А в девять будто кто дернул: вылетела на улицу, добежала до дому бегом, через бугор напрямки, полные песка туфли. Нет, свет нигде не горел, ни в комнате, ни на кухне. А показалось издалека: свет, все наврала Зинаида, ошиблась. Мало ли, по голосу ошибется даже опытная телефонистка, — хоть знала, что здесь, на острове, каждого знаешь по хмыку, кашлянул в темноте: ага, уже знаешь — кто. А Зинаида тем более, всю жизнь при коммутаторе.
Но так уж хотелось, чтобы ошиблась. Еще подумалось — зачем сегодня на работу пошла, не пошла — ничего бы и не было. Могла взять больничный, вчера вон глотать было больно. Агеев в постель ей давал полосканье.
Она лежала в кружевной сорочке, как цаца, булькала из стакана, а он потом тазик вынес сам. «Ты, — говорит, — не вставай, я сам». И так вдруг себя жалко стало. Именно вот этот тазик ее допек, без него вроде бы ничего, терпела. Старый тазик, китайский, с синим цветом внутри, а весь желтый. Он и сейчас в кладовке стоит, проржавел, никуда уже тазик. И тогда ― старый был. «Я, — говорит, — сам». А пришел поздно, будто дополнительные занятия. Он всегда поздно приходил, что ж такого — работа. И на цунами-станции вечернюю школу же не бросил, нес двойную нагрузку. До дому он, вообще-то, мало касался, а тут говорит: «Лежи, я сам».

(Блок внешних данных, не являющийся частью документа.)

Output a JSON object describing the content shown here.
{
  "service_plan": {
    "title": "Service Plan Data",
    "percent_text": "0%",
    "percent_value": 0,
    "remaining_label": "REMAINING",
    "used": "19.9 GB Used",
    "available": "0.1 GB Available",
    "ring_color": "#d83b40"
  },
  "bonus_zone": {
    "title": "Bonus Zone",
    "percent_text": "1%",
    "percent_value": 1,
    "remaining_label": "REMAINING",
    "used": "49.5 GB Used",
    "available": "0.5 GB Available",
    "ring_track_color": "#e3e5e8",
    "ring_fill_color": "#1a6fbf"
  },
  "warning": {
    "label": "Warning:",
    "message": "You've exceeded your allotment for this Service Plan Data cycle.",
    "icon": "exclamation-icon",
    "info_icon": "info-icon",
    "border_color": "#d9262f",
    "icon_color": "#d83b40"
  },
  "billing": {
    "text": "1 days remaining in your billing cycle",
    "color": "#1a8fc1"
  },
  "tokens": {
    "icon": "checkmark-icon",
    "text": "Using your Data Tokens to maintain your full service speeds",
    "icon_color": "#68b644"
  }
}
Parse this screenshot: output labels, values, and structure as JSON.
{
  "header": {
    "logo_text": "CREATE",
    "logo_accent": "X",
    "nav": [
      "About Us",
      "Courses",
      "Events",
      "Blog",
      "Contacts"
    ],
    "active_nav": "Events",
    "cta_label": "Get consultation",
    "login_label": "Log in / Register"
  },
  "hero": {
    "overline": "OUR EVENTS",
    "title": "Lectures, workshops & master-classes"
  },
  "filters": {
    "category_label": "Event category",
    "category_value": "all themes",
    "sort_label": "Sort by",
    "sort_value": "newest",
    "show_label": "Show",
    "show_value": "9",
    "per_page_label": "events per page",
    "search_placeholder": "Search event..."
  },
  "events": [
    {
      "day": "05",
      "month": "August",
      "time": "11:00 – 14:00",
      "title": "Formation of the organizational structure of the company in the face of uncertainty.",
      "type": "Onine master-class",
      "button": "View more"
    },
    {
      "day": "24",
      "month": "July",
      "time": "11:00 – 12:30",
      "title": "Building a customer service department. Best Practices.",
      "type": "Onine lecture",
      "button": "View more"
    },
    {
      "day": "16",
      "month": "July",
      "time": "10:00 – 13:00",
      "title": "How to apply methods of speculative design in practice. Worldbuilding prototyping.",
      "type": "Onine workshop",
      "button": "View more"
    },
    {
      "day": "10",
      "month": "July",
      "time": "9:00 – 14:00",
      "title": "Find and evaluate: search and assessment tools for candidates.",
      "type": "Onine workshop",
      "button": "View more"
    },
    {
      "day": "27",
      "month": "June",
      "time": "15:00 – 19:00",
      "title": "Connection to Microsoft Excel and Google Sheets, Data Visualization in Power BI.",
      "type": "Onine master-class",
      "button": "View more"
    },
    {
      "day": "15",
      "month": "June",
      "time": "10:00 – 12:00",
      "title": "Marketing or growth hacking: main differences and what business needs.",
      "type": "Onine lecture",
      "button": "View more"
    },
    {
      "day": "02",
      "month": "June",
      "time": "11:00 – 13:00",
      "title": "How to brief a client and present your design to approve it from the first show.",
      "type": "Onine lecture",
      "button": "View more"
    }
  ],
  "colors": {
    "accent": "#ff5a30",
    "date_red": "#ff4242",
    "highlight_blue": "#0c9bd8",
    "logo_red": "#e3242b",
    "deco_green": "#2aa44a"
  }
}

Села на крыльцо и завыла, вот дура была…
Как раз успела на вторую забойку. Они уже насиделись на его пиджаке, собрались, видно, идти. Агеев вытряхал пиджак от травы. Верка стояла боком к реке Змейке, глядела вдаль недовольно — она всегда так глядит, будто даже даль ей обрыдла. Просто такой, конечно, взгляд.
Клара Михайловна пробила телом кусты, вылезла прямо на них и встала глупо. Слов никаких у ней не было, только в горле саднило, попить бы. Агеев первый, первее ленивой Верки, оглянулся на шум, увидел ее и засуетился. Вот чего она не знала за ним — такой суетливости. Весь он как-то быстро задергался, шагнул косо, растопырил руки, роняя пиджак, — только был из чистки пиджак, но одно пятнышко, у кармана слева, все же не вывелось. И тут Клара Михайловна тоже подумала вдруг про это пятнышко — мол, не вывелось, попробовать застирать. Ага, это уже не надо…
Глухо, будто сквозь стену, услышала, как Агеев сказал:
«Не волнуйся, Верочка…»
Клара Михайловна повернулась, побежала обратно в поселок. Агеев что-то кричал сзади, но она уже знала, что догонять он не кинется, не об чем объяснять. Ну, кричи. Только побежала быстрее. За поворотом спустилась к Змейке, напилась из горсти, вроде — легче.
Потом-то Клара Михайловна поняла, чего он растопыривал руки, — это он Верку от нее закрывал, боялся, видно, чтоб жена не порвала. Вот как человек отрывается от человека — с кровью. А никто не умер. Для одного — с кровью, а для другого — просто отпал, как сухой лист. Даже не больно. Что с Кларой Михайловной будет — это он не думал, припас сюрприз за пазухой. А вот Верочка — «не волнуйся», как ведь бывает. На каждом углу бывает, а свое — все в новинку, не соскучишься вспоминать.
А на следующий день у Клары Михайловны разнесло уши, такая напала болезнь: мочки — как фонари, красные, не повернуть голову и пухнут прямо на глазах. В поликлинике сначала сказали: «Ожог первой степени». Потом видят — какой ожог, солнце едва щурится в тучах. А температура, правда, была. И горло, это у Клары Михайловны — обычное дело, ангина. Тогда записали: «На нервной почве». На этой почве чего не растет, вот выросли уши. Слоновьи. Дней через десять вроде спали, но все равно осталось — толстые, твердые мочки, а чуть понервничай — сразу в краску, и дерет их, как теркой.
Из-за Зинаиды Шмитько тоже переживала.
Гордая Зинаида, другая бы разгласила подруге — ну и молчи, больше никто не узнает. А Зинаида так не могла. Ради Клары Михайловны не сдержала сердца, переступила закон, первый закон для телефонистки при коммутаторе: неразглашение. Если телефонистка начнет сообщать своим знакомым, что она узнала во время дежурства про них самих да про их знакомых, то некоторым придется бежать с острова без оглядки, по морю — как посуху. На то и подписка дается: о неразглашении. Это такая работа: на коммутатор сел — ты всем нужен, все знаешь, без тебя уже муха не сикнет. А после вышел на улицу — забудь, как не было.